MJ: There’s been some debate over whether the Olympics should be moved or delayed. What’s your take?
AF: I don’t think so. You have to be careful and know what the risks are. You’re pregnant, might be pregnant, planning on being pregnant: Stay away from areas where there’s active Zika transmission. That’s the most important thing. If you’re an athlete who has no intention of being pregnant, you go down there, and apart from the Guillain-Barré—we don’t know how great the risk is yet—Zika is a relatively mild disease: fever, aches, pains, rash, conjunctivitis, and done. And that’s if you even show symptoms. But it’s really important to look at the guidelines: A) Pregnant? Stay away. B) If you’re a man, and you come back home to a pregnant wife, don’t have sex—or consistently use condoms for the duration of the pregnancy. If you don’t have a pregnant wife or girlfriend and really want to be safe, you use a condom for eight weeks upon returning. If people do that, there’s no reason not to go to the Olympics.
MJ: So far, we’ve had zero mosquito-borne Zika transmission in the United States, probably for the same reasons we haven’t seen much dengue here. Do you think we’re going to start seeing mosquito-borne transmission here?

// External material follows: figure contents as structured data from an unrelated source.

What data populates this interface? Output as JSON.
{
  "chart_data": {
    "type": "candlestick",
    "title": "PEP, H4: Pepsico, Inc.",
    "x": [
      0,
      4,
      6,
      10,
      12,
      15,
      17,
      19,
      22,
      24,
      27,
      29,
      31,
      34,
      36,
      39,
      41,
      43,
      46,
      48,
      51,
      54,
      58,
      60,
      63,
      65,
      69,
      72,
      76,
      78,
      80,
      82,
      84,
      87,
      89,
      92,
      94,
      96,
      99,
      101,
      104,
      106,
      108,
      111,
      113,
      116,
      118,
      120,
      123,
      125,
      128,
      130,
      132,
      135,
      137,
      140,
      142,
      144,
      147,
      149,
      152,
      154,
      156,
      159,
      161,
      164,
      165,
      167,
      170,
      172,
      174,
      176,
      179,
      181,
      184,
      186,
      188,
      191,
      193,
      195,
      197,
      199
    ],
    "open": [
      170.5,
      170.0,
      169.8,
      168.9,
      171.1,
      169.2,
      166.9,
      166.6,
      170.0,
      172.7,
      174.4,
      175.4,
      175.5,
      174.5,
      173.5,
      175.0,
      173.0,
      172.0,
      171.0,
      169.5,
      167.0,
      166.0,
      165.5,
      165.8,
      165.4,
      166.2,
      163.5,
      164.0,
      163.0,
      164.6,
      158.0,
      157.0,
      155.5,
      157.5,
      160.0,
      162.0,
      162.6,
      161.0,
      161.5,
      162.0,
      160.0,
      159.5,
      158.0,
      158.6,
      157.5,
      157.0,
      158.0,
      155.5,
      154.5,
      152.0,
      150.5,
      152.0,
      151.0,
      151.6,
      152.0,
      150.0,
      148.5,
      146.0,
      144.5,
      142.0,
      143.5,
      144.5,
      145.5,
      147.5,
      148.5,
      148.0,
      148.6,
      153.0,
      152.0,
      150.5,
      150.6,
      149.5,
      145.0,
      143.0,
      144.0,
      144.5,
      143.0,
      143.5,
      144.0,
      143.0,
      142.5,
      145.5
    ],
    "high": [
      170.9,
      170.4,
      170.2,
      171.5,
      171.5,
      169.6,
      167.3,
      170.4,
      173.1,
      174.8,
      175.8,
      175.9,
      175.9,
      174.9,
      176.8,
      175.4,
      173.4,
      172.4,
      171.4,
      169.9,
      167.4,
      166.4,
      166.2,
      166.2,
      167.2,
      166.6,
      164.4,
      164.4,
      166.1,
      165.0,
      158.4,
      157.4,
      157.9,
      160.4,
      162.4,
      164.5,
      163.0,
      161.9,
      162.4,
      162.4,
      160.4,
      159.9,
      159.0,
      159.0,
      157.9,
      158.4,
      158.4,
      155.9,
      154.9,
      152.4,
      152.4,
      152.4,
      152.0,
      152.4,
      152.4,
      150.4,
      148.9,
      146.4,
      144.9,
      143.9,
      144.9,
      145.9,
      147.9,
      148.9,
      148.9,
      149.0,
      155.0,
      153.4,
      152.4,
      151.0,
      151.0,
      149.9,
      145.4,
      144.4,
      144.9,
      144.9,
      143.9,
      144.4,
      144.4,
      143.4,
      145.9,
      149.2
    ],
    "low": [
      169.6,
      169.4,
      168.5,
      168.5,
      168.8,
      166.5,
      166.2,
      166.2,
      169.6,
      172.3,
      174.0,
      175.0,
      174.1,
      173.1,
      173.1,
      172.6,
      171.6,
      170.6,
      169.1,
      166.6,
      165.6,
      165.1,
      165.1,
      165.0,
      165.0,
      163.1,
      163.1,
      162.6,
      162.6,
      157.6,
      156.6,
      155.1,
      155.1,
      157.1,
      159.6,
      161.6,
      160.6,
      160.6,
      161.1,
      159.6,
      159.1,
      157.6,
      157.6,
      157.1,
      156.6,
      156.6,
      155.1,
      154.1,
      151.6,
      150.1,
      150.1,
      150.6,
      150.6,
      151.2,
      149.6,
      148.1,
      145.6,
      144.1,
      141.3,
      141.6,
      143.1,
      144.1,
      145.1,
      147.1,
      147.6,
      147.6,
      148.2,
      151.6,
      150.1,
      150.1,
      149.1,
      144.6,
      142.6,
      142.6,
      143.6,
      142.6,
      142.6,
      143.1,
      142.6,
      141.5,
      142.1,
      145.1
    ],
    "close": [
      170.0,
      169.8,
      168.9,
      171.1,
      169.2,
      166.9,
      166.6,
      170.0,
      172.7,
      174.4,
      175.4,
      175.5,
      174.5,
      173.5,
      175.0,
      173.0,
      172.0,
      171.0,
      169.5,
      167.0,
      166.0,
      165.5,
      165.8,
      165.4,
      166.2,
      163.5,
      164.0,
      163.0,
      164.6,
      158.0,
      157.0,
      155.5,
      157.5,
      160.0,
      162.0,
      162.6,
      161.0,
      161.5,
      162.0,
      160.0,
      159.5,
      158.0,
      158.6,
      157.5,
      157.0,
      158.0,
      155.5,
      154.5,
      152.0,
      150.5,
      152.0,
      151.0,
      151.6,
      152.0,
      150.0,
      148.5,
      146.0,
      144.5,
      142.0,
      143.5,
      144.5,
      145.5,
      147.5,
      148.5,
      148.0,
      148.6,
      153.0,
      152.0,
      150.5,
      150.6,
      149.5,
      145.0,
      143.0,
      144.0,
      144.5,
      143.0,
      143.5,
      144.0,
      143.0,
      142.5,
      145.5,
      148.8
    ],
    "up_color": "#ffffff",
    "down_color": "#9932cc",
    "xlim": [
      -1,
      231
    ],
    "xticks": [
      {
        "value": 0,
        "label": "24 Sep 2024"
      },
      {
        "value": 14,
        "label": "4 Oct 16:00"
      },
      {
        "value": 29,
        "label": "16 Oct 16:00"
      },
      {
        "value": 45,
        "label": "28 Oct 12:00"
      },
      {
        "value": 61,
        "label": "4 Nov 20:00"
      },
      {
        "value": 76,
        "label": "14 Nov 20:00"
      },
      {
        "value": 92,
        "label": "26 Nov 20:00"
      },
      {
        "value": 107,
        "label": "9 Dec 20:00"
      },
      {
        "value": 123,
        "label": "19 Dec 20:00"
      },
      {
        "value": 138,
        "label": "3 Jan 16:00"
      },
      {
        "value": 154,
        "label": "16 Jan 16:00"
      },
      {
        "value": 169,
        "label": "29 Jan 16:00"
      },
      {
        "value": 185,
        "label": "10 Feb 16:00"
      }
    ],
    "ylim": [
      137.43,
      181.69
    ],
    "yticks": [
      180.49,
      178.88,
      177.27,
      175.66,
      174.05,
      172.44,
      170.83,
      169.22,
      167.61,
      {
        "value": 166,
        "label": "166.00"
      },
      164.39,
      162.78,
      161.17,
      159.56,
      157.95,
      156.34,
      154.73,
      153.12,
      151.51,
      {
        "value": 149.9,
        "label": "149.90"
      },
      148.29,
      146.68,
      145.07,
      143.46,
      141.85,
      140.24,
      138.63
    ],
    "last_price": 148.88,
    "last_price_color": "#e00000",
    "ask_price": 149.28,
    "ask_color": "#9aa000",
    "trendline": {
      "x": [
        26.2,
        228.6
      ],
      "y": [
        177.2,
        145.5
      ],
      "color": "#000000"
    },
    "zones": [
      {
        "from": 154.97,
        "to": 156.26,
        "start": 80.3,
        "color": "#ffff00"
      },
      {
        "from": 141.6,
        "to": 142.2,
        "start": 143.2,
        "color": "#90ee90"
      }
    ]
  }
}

AF: Yesterday was my sixth congressional hearing on this, not to mention many individual briefings, and I’ve been very consistent. We’ve had now 500 or so travel-related cases. We’ve had no local transmission. It is likely that we will have restricted local transmission—small local outbreaks? My call would be that we will. Because we’ve had dengue and chikungunya, which are in the same regions of South and Central America and the Caribbean, and are transmitted by exactly the same mosquito. Historically we’ve had small local outbreaks of dengue in Florida and Texas, and a small local outbreak of chikungunya in Florida, which makes me conclude that sooner or later, we have going to have small local outbreaks of Zika—whether that’s five cases or 30—likely along the Gulf Coast.
Having said that, the dengue and chikungunya outbreaks were well controlled by aggressive mosquito control and attention to using insect repellent, staying indoors with air conditioning, making sure you have screens in your house, and eliminating standing water in those areas. That successfully prevented dengue and chikungunya from becoming sustained and disseminated. So, I never say never, but I do not think we’re going to have a widespread Zika outbreak in this country.